Though I am not writing this to review the beer, I still cannot help but write about the goblet of ale that was sat before me...

“Burdisson's “Original” Dwarven Ale pours a deep, almost opaque brown, with a hint of mahogany where the light tries to break through. It's rocky mocha head likes to linger and grips tightly to the sides of my goblet as it settles. Next, three quick sniffs followed by a long inhale, my nose immediately picks up on the intermingling chocolate and caramel malts bathed in the fruity esters of this perfectly aged brew.

My mouth literally begins to water now as I take in the intricate details of this fine drink. The taste complements the smell, bringing out the depth of the chocolate and caramel malts.  Smooth across the tongue with a nice medium body, ending with a dry but sweet finish and a touch of alcohol warmth on the way down. The palate is left washed in a rich earthiness and a there’s a slight pucker to the back of the throat, begging for more. Burdisson’s Original is a surprisingly easy drinking beer given it's apparent alcohol and dark appearance.”

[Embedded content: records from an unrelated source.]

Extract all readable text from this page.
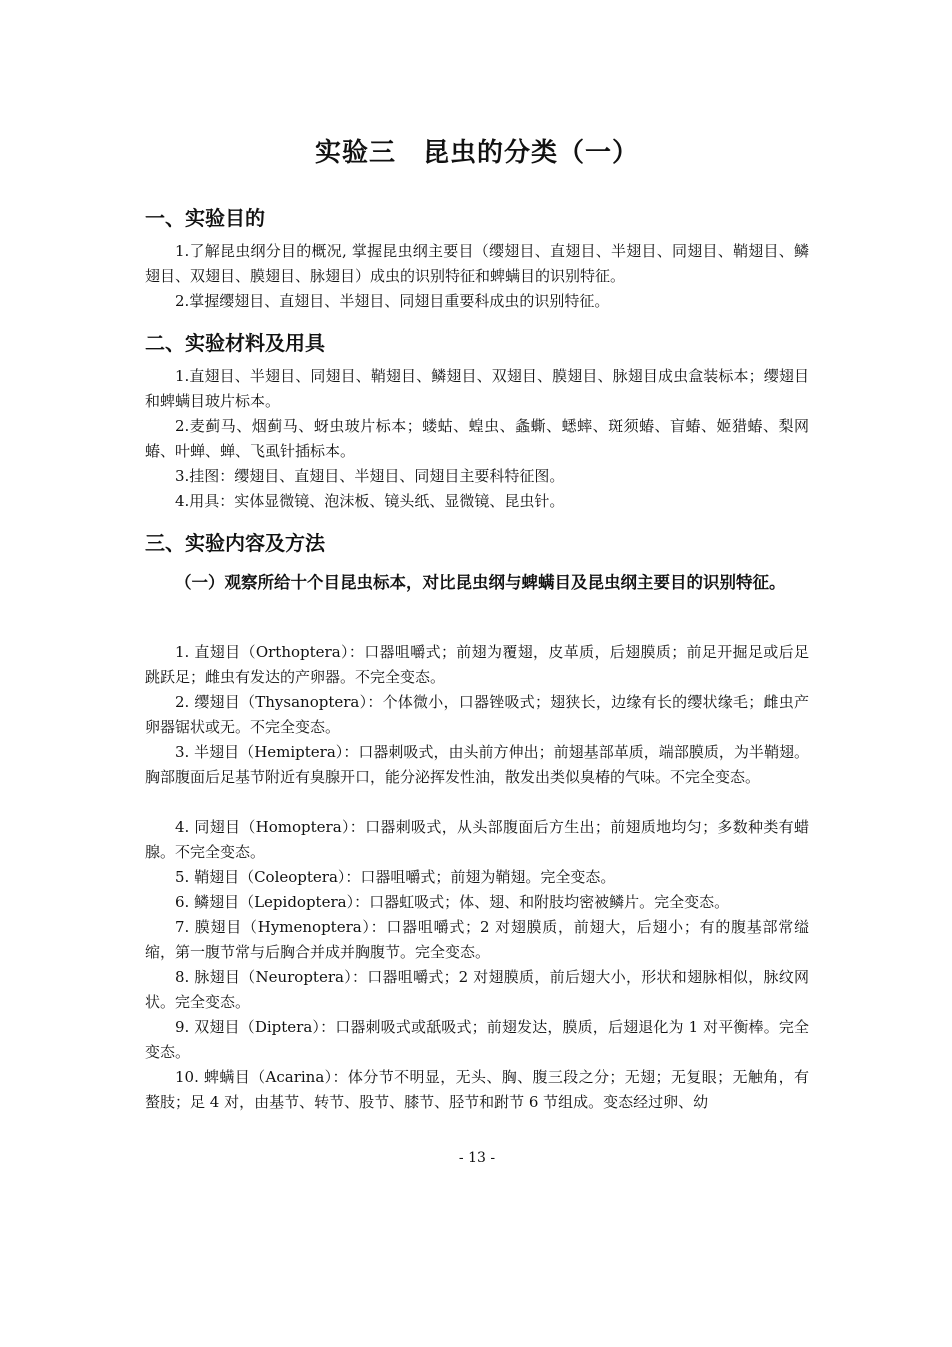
实验三　昆虫的分类（一）
一、实验目的

1.了解昆虫纲分目的概况, 掌握昆虫纲主要目（缨翅目、直翅目、半翅目、同翅目、鞘翅目、鳞翅目、双翅目、膜翅目、脉翅目）成虫的识别特征和蜱螨目的识别特征。

2.掌握缨翅目、直翅目、半翅目、同翅目重要科成虫的识别特征。

二、实验材料及用具

1.直翅目、半翅目、同翅目、鞘翅目、鳞翅目、双翅目、膜翅目、脉翅目成虫盒装标本；缨翅目和蜱螨目玻片标本。

2.麦蓟马、烟蓟马、蚜虫玻片标本；蝼蛄、蝗虫、螽蟖、蟋蟀、斑须蝽、盲蝽、姬猎蝽、梨网蝽、叶蝉、蝉、飞虱针插标本。

3.挂图：缨翅目、直翅目、半翅目、同翅目主要科特征图。

4.用具：实体显微镜、泡沫板、镜头纸、显微镜、昆虫针。

三、实验内容及方法

（一）观察所给十个目昆虫标本，对比昆虫纲与蜱螨目及昆虫纲主要目的识别特征。

1. 直翅目（Orthoptera）：口器咀嚼式；前翅为覆翅，皮革质，后翅膜质；前足开掘足或后足跳跃足；雌虫有发达的产卵器。不完全变态。

2. 缨翅目（Thysanoptera）：个体微小，口器锉吸式；翅狭长，边缘有长的缨状缘毛；雌虫产卵器锯状或无。不完全变态。

3. 半翅目（Hemiptera）：口器刺吸式，由头前方伸出；前翅基部革质，端部膜质，为半鞘翅。胸部腹面后足基节附近有臭腺开口，能分泌挥发性油，散发出类似臭椿的气味。不完全变态。

4. 同翅目（Homoptera）：口器刺吸式，从头部腹面后方生出；前翅质地均匀；多数种类有蜡腺。不完全变态。

5. 鞘翅目（Coleoptera）：口器咀嚼式；前翅为鞘翅。完全变态。

6. 鳞翅目（Lepidoptera）：口器虹吸式；体、翅、和附肢均密被鳞片。完全变态。

7. 膜翅目（Hymenoptera）：口器咀嚼式；2 对翅膜质，前翅大，后翅小；有的腹基部常缢缩，第一腹节常与后胸合并成并胸腹节。完全变态。

8. 脉翅目（Neuroptera）：口器咀嚼式；2 对翅膜质，前后翅大小，形状和翅脉相似，脉纹网状。完全变态。

9. 双翅目（Diptera）：口器刺吸式或舐吸式；前翅发达，膜质，后翅退化为 1 对平衡棒。完全变态。

10. 蜱螨目（Acarina）：体分节不明显，无头、胸、腹三段之分；无翅；无复眼；无触角，有螯肢；足 4 对，由基节、转节、股节、膝节、胫节和跗节 6 节组成。变态经过卵、幼

- 13 -
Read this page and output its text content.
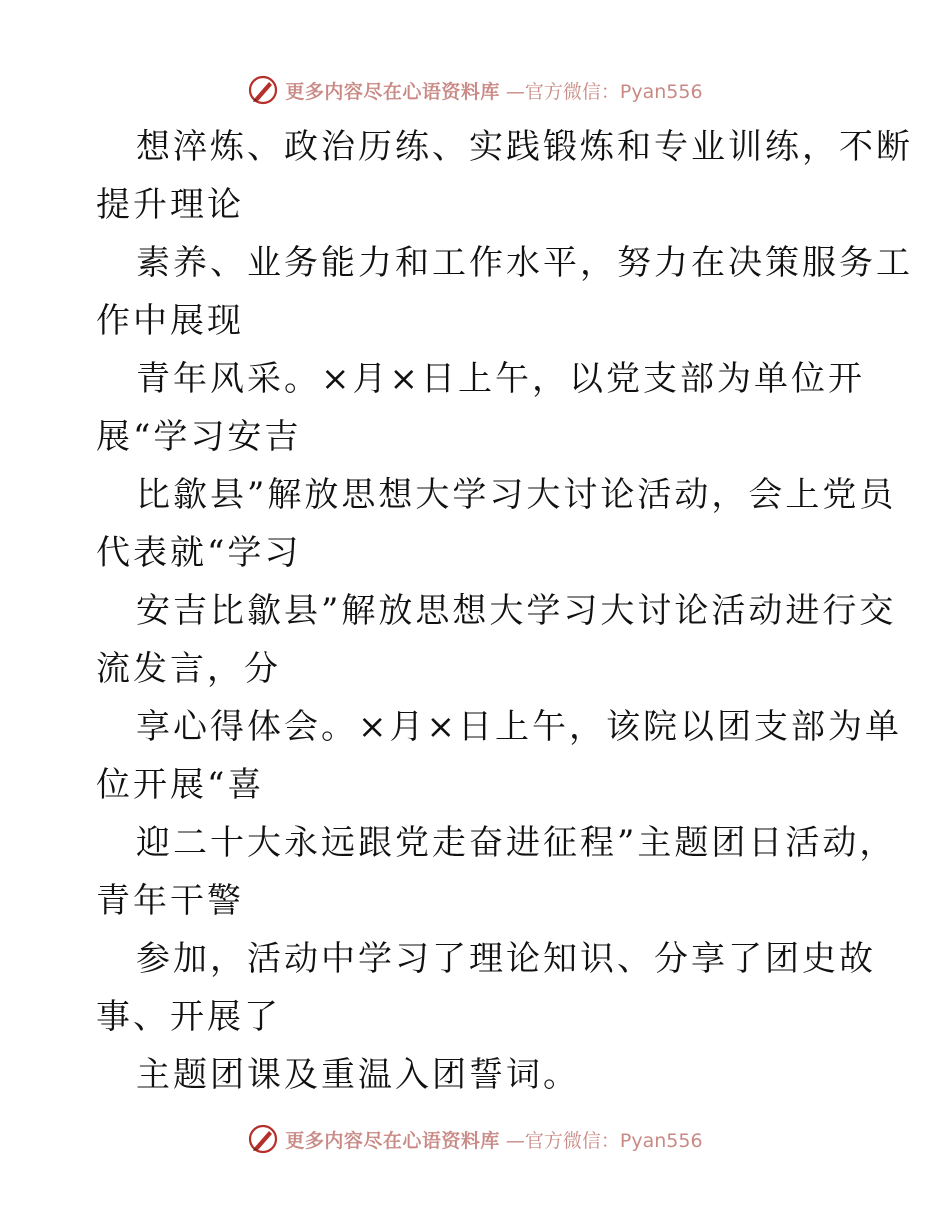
更多内容尽在心语资料库 —官方微信：Pyan556
想淬炼、政治历练、实践锻炼和专业训练，不断
提升理论
素养、业务能力和工作水平，努力在决策服务工
作中展现
青年风采。×月×日上午，以党支部为单位开
展“学习安吉
比歙县”解放思想大学习大讨论活动，会上党员
代表就“学习
安吉比歙县”解放思想大学习大讨论活动进行交
流发言，分
享心得体会。×月×日上午，该院以团支部为单
位开展“喜
迎二十大永远跟党走奋进征程”主题团日活动，
青年干警
参加，活动中学习了理论知识、分享了团史故
事、开展了
主题团课及重温入团誓词。
更多内容尽在心语资料库 —官方微信：Pyan556
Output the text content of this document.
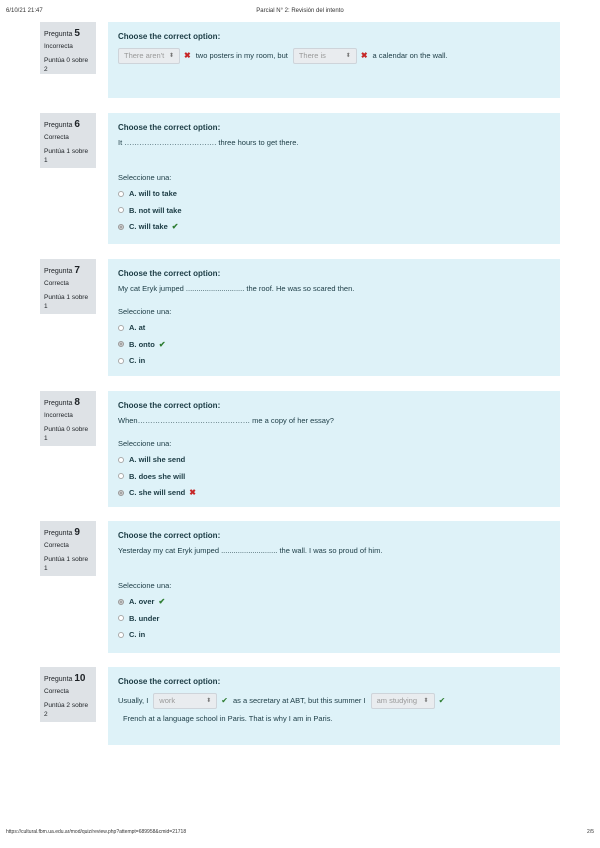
6/10/21 21:47	Parcial N° 2: Revisión del intento
https://cultural.fbm.ua.edu.ar/mod/quiz/review.php?attempt=689958&cmid=21718	2/5
Pregunta 5
Incorrecta
Puntúa 0 sobre 2
Choose the correct option:
There aren't ⬍ ✖ two posters in my room, but There is	⬍ ✖ a calendar on the wall.
Pregunta 6
Correcta
Puntúa 1 sobre 1
Choose the correct option:
It ………………………………. three hours to get there.
Seleccione una:
A. will to take
B. not will take
C. will take ✔
Pregunta 7
Correcta
Puntúa 1 sobre 1
Choose the correct option:
My cat Eryk jumped ............................ the roof. He was so scared then.
Seleccione una:
A. at
B. onto ✔
C. in
Pregunta 8
Incorrecta
Puntúa 0 sobre 1
Choose the correct option:
When……………………………………… me a copy of her essay?
Seleccione una:
A. will she send
B. does she will
C. she will send ✖
Pregunta 9
Correcta
Puntúa 1 sobre 1
Choose the correct option:
Yesterday my cat Eryk jumped ........................... the wall. I was so proud of him.
Seleccione una:
A. over ✔
B. under
C. in
Pregunta 10
Correcta
Puntúa 2 sobre 2
Choose the correct option:
Usually, I work	⬍ ✔ as a secretary at ABT, but this summer I am studying ⬍ ✔
French at a language school in Paris. That is why I am in Paris.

A smile came to my mouth as I finished the first draught. Gloni and the others at the table joined me now, cheering Borrdar’s name and hailing the Burdisson clan’s brew. What happened later that day and night was mostly a blur, as the beer flowed much more freely after that and I soon put down my pen as my notes became more scrawl than script.

I stayed with the Burdissons for two more weeks, lending my expert palette to a host of new brews at Gloni’s behest. There were several more feasts, and Gloni and I resolved to take a trip together after my new book was finished in order to inspect his supply lines and sample some of the brews in other parts of the land. I would have stayed longer with them, but a baggage train was leaving, headed in the direction of home and the beginning of my journey, and I certainly did not mind traveling in the company of the Burdisson clan. I left my guide Noran with a small gift, a letter of recommendation for his brews signed by none other than myself. What he did not really know is that his product is sold even before he walks in the door, my recommendation or no, for everyone already knows the Burdissons forge mighty good ale.